Fandom: DC, although not necessarily so.
Author Notes: A bit of an experimental fragment.
I was careful. I didn't want anyone to think I was crazy. I had a notebook on one hand as I walked through the halls, always keeping my right hand lightly touching the wall.
Hours later I was back when I started. Not once had my hand brushed over an opening or a gap. I tried to remember the path I used to go home to sleep, but I couldn't even remember how my bed looked like. And I couldn't ask my fellow doctors, could I? They'd think I was insane, and get me committed. Perhaps here. That... that I wouldn't be able to stand.
"It's alright, doctor," said one of the patients from behind a door I never crossed. "You're just tired. Take a nap." He was right, I thought, and went to look for a bed in the resting rooms. Perhaps a shower, later. It wouldn't be the first one to go from shift to shift like that. I couldn't remember, in fact, the last time I had seen anyone come to work to Arkham from outside.

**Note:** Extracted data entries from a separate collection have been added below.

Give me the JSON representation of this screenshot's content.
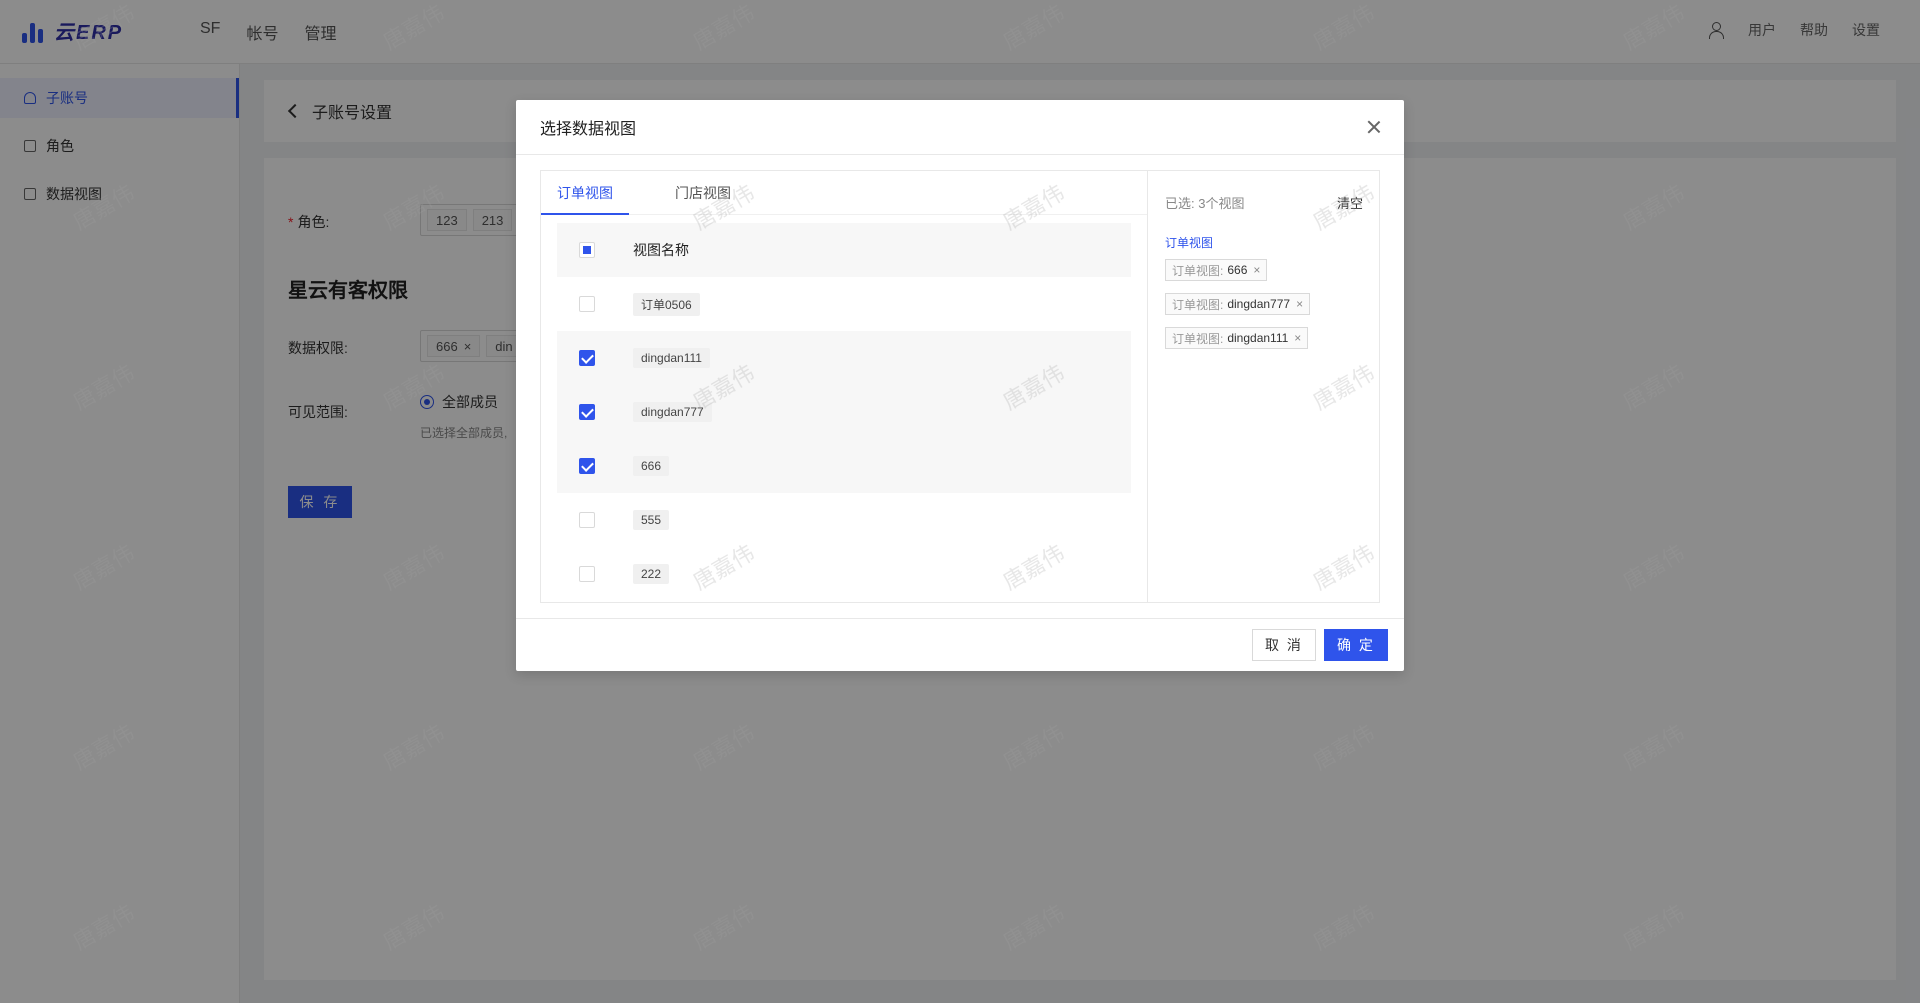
{
  "topbar": {
    "logo_text": "云ERP",
    "nav": [
      "SF",
      "帐号",
      "管理"
    ],
    "right": [
      "用户",
      "帮助",
      "设置"
    ]
  },
  "sidebar": {
    "items": [
      {
        "label": "子账号",
        "active": true
      },
      {
        "label": "角色",
        "active": false
      },
      {
        "label": "数据视图",
        "active": false
      }
    ]
  },
  "header": {
    "title": "子账号设置"
  },
  "form": {
    "role_label": "角色:",
    "roles": [
      "123",
      "213"
    ],
    "section_title": "星云有客权限",
    "data_perm_label": "数据权限:",
    "data_perm_tags": [
      "666",
      "din"
    ],
    "visible_label": "可见范围:",
    "visible_option": "全部成员",
    "visible_hint": "已选择全部成员,",
    "save_label": "保 存"
  },
  "modal": {
    "title": "选择数据视图",
    "tabs": [
      {
        "label": "订单视图",
        "active": true
      },
      {
        "label": "门店视图",
        "active": false
      }
    ],
    "header_col": "视图名称",
    "rows": [
      {
        "label": "订单0506",
        "checked": false
      },
      {
        "label": "dingdan111",
        "checked": true
      },
      {
        "label": "dingdan777",
        "checked": true
      },
      {
        "label": "666",
        "checked": true
      },
      {
        "label": "555",
        "checked": false
      },
      {
        "label": "222",
        "checked": false
      }
    ],
    "selected_count_text": "已选: 3个视图",
    "clear_label": "清空",
    "selected_group": "订单视图",
    "selected_tags": [
      {
        "prefix": "订单视图:",
        "label": "666"
      },
      {
        "prefix": "订单视图:",
        "label": "dingdan777"
      },
      {
        "prefix": "订单视图:",
        "label": "dingdan111"
      }
    ],
    "cancel_label": "取 消",
    "ok_label": "确 定"
  },
  "watermark": "唐嘉伟",
  "colors": {
    "primary": "#2f54eb",
    "mask": "rgba(0,0,0,0.45)"
  }
}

"Do you happen to remember," said the patient as I walked away, "the definition of inside?" His laughter was frightening, and I wished I knew how to get away.
My guess is that if you looked at the blueprints for Arkham (or rather, if you ignored the blueprints and looked at how it's really built), you'll notice that it's structured to facilitate the control of the staff by the inmates, and not the other way around. I don't mean in a physical sense, but rather in a psychological one. Either by design or by careful manipulation by a long series of dark geniuses, Arkham is a place where the least insane are trapped with the most insane in an environment that facilitates their ruthless manipulation.
I mean, if you'll allow me the cross-fandom quote, if you have to interact with the Joker every day in an environment he's highly familiar with, who's trapped with whom? Who's changing whom? Which side is inside?